Esther is a highly collaborative faculty member who is willing to share her expertise and who contributes a great deal to the overall functioning and spirit of the school. Esther is actively involved with the Ryerson community. She is on the Scholarly, Research and Creative Activities committee for the Faculty of Community Services, she sits on the Internationalization committee at Ryerson, and was the part of the Universal Design for Learning committee. Esther skillfully brings her community engagement into the academic community. She also plays a central role in mentoring new instructors, researchers and students and is highly creative in finding opportunities for them in her growing research program. Certainly, Esther’s research, like that of Tanis Doe, advances the study and culture of disability by “speaking the unspeakable.” More than this, however, Esther’s dedication to creative and ethical community-based research challenges the widespread ableism in the academy and charts new possibilities in knowledge production. It is also fitting that Esther be awarded this prestigious feminist honour, as her work, in many ways, is a continuation of that of Dr. Doe’s. Prior to her death in 2004, Tanis contributed to the development of disability studies programs internationally, challenged barriers to postsecondary education, worked to draw attention to issues of violence against women with disabilities, and explored parenting from the perspective of motherhood within the disability community. In this she was a trailblazer, making space for scholars, including Esther, to continue asking questions about education, gender, and intimate citizenship among others in the scholarship of disability and culture.

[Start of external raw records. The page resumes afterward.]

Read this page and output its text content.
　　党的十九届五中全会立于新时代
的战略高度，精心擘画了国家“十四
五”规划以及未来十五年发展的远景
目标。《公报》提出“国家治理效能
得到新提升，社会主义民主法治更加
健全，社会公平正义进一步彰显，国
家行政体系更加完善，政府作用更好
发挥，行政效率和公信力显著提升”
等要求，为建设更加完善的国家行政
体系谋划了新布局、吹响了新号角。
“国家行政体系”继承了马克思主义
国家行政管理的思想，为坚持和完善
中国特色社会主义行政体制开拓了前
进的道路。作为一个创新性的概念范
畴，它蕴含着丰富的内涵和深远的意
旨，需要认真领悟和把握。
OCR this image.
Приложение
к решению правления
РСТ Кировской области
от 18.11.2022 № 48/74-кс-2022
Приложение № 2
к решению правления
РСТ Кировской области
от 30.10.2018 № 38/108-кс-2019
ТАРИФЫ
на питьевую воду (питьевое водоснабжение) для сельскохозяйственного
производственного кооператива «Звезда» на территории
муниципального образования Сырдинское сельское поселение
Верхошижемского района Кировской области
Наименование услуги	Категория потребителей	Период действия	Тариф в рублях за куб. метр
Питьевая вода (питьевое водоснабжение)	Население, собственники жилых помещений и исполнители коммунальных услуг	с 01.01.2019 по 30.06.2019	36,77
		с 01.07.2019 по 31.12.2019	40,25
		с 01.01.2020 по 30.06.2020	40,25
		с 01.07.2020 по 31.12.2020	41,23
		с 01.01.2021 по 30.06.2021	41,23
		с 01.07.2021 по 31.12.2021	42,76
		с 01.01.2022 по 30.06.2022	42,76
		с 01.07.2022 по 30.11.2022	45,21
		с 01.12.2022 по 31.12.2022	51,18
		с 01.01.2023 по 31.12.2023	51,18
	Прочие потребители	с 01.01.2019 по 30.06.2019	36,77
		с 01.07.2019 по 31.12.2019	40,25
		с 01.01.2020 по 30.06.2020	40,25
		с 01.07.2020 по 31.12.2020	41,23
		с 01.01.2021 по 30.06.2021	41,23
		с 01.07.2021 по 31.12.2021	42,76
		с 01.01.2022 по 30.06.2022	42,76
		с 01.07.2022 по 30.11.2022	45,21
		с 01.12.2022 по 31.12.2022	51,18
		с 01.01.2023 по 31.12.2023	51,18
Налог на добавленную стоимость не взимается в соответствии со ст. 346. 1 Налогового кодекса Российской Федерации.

Many years ago Ryerson’s School of Disability Studies acquired the Tanis Doe archives, a generous act from her family cementing a relationship that began in 2000 when Tanis Doe was recruited to teach the first research course in our emerging program. In the spirit of remembering Tanis Doe’s legacy the committee would do well to recognize the excellent candidacy of Esther Ignagni for the 2018 Tanis Doe Award for Canadian Disability Study and Culture.